Jumat 28-10-2016,09:20 WIB
Reporter : redaksi
Editor : redaksi

Sidang Suap Hakim Tipikor

BENGKULU, BE - Jaksa Penuntut Umum (JPU) pada Komisi Pemberantasan Korupsi (KPK) menghadirkan saksi terlibat dalam penyerahan uang suap dari terdakwa Edi Santoni kepada terdakwa Janner Purba SH MH dalam sidang lanjutan kasus Operasi Tangkap Tangan (OTT) KPK di Pengadilan Negeri (PN) Bengkulu, Kamis (27/10) pagi.

Saksi yang dihadirkan JPU dalam persidangan tersebut ialah terdakwa sendiri yaitu, Edi Santoni, Safri Syafei, Janner Purba, Toton dan Badaruddin alias Billy.

Para terdakwa dihadirkan sebagai saksi dan terdakwa untuk mengetahui proses terjadinya suap menyuap yang berlangsung di sekitaran GOR Sawah Lebar tanggal 17 Mei 2016 sebelum sidang putusan perkara suap honor Rumah Sakit M Yunus Bengkulu tanggal 18 Mei 2016 bergulir di Pengadilan Negeri (PN) Bengkulu.

Uang dengan jumlah total Rp 499,8 juta itu nantinya akan dibagikan kepada dua terdakwa lain yakni Toton SH dan Baddarudin Bachsin alias Billy sebagai \'penebas jalan\'.

Saksi dan sekaligus terdakwa, Edi Santoni mengatakan, awal mula dirinya menghubungi terdakwa toton melalui telepon karena pada kasus tersebut sudah hampir masuk dalam tahap pelimpahan berkas atau P21.

Dalam kasus tersebut Toton menjadi salah satu hakim anggota pada persidangan sebelumnya, sehingga dari situlah dirinya mengenal Toton. Sebelum sidang pertama dimulai, Edi Santoni berinisiatif menelpon Toton untuk menanyakan kasusnya tersebut karena sudah masuk dalam tahap pelimpahan berkas.

Setelah membicarakan hal tersebut melalu telepon, terdakwa Toton mengajak Edi bertemu di dekat toko Enggano Pagar Dewa Kota Bengkulu.

\"Saya bertemu dengan terdakwa Toton di dekat toko Enggano Pagar Dewa dan itu merupakan ide Toton. Dari pertemuan itulah terdakwa Toton mengatakan supaya perjalanan sidang lancar kita tebas di jalan maksudnya biar tahap persidangan nanti lancar dan tidak ada penahanan nantinya,\" terang Edi Santoni.

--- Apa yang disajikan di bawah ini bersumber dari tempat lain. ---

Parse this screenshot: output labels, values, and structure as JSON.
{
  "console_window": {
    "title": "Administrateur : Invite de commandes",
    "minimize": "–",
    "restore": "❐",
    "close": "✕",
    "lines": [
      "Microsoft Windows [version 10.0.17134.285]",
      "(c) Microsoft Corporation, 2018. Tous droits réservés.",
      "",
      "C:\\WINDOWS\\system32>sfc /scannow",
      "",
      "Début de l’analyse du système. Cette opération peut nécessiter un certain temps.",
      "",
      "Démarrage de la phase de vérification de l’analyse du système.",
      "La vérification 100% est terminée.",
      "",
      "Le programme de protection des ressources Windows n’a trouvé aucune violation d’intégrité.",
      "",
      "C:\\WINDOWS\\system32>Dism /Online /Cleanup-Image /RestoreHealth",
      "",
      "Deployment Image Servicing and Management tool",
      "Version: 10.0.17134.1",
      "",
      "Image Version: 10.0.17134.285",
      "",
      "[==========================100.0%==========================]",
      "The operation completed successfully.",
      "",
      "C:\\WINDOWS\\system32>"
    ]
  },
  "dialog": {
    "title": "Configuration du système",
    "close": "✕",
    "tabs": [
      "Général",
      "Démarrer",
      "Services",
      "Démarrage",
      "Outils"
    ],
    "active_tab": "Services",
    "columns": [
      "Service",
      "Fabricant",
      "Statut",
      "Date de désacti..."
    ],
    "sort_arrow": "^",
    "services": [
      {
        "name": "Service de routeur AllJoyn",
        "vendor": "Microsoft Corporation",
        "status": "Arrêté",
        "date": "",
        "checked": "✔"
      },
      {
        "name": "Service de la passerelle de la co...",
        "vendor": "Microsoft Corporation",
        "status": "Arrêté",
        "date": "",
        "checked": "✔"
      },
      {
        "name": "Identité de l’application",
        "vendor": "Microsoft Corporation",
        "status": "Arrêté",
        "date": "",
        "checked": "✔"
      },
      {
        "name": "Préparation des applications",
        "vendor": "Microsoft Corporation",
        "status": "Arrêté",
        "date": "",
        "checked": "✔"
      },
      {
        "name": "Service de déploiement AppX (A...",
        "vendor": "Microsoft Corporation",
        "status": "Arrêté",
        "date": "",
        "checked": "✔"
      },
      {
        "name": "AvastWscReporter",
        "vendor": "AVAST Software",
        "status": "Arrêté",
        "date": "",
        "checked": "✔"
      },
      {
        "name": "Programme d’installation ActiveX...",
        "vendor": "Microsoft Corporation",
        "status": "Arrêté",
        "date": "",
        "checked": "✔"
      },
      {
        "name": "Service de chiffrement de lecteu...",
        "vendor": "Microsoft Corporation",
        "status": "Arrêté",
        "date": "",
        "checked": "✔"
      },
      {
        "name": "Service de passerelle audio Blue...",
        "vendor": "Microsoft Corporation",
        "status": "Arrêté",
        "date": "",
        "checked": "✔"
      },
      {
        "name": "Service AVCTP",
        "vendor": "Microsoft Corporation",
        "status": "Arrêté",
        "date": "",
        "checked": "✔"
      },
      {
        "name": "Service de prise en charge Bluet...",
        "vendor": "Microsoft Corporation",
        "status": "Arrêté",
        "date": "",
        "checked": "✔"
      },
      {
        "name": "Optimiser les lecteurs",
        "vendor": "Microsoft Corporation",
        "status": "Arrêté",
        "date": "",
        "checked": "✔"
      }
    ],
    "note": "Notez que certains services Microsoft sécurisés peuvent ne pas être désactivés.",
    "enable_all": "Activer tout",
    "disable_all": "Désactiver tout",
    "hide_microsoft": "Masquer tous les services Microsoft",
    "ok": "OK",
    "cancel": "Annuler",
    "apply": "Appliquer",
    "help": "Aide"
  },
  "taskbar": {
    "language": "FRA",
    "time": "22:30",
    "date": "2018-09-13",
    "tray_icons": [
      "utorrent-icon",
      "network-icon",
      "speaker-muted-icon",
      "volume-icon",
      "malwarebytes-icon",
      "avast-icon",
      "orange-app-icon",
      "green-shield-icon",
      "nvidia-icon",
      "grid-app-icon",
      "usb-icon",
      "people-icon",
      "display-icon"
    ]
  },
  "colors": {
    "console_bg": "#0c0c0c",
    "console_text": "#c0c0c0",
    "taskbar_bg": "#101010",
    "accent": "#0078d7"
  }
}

Edi menjelaskan, dalam pertemuan tersebut, ia diminta oleh terdakwa Toton untuk menyiapkan uang sebesar Rp 30 juta dan pada saat itu ia langsung menghubungi Safri Syafei, untuk menyampaikan hal tersebut. Sebab, dalam kasus Rumah Sakit M Yunus tahun 2015 lalu, ia bersama Safri Syafei yang menjadi terdakwanya.

\"Selang beberapa hari, akhirnya kita menghubungi terdakwa Toton untuk bertemu kembali dan pada saat itu saya mengajak terdakwa Safri Syafei yang sebelumnya tidak dikenal oleh Toton. Pada pertemuan tersebut saya dengan Safri Syafei menyerahkan uang sebesar Rp 30 juta yang masing-masing menyerahkan Rp 15 juta yang diletakkan di dalam satu map,\" jelasnya.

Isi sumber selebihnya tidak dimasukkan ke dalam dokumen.